Izembek Refuge staff working with scientists from the U.S. Geological Survey’s Alaska Science Center discovered heretofore unknown rhodoliths in Kinzarof Lagoon adjacent to Izembek Refuge. Rhodoliths are colorful, branched red algae that resemble coral.  But unlike coral, rhodoliths are unattached and travel like seagoing tumbleweeds until they reach sufficient mass to form offshore beds.

This is only the second documented observation of rhodoliths in Alaska. In  2004, the discovery of rhodoliths in Prince William Sound made headlines across Alaska and confirmed the northern extension of  the distribution of rhodoliths.

Research Biologist David Ward of the Alaska Science Center was directing an eelgrass and seaweed inventory project with Refuge staff when the rhodoliths were discovered by divers.

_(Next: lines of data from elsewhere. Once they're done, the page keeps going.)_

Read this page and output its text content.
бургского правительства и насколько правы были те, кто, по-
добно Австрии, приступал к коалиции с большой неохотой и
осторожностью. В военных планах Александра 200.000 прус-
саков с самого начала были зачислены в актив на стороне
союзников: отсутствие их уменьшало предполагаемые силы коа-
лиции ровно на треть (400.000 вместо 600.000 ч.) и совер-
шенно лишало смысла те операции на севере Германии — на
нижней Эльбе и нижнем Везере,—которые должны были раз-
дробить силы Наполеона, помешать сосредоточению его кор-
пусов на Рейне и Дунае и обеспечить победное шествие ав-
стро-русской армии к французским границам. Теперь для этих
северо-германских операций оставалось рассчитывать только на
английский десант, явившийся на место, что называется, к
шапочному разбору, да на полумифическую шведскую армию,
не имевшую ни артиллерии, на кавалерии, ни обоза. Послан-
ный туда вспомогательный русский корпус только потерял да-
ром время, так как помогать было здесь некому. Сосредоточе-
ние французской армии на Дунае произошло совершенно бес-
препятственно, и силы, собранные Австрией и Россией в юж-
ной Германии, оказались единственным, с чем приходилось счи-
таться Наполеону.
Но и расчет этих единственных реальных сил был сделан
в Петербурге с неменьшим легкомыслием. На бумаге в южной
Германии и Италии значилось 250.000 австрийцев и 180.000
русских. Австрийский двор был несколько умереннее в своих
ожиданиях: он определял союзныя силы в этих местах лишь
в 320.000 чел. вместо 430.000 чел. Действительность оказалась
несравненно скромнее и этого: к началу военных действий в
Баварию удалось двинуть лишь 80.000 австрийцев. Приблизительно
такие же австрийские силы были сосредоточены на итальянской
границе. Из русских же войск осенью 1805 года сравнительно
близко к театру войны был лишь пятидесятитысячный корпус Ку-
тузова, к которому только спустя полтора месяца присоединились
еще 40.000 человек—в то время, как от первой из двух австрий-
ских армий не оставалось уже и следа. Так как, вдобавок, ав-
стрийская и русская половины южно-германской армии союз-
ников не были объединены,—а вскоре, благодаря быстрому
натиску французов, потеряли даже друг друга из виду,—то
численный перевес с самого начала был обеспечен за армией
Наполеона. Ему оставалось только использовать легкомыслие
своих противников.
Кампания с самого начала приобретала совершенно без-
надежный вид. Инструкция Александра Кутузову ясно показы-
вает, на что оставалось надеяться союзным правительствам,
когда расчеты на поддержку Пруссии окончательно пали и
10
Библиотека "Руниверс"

Also on hand for the discovery was Dr. Sandra Lindstrom, Associate Curator of the University of British Columbia Herbarium and co-author of “Seaweeds of the Pacific” who confirmed the exciting find.

Rhodolith beds greatly add to marine diversity by creating a stable transitional ecosystem between rocky and sandy areas. They serve as a habitat for many species, including scallops and clams, and contribute greatly to the world’s calcium carbonate supply.

The discovery of this previously unknown habitat along the Alaska Peninsula demonstrates how little we know about the nearshore waters of Southwest Alaska.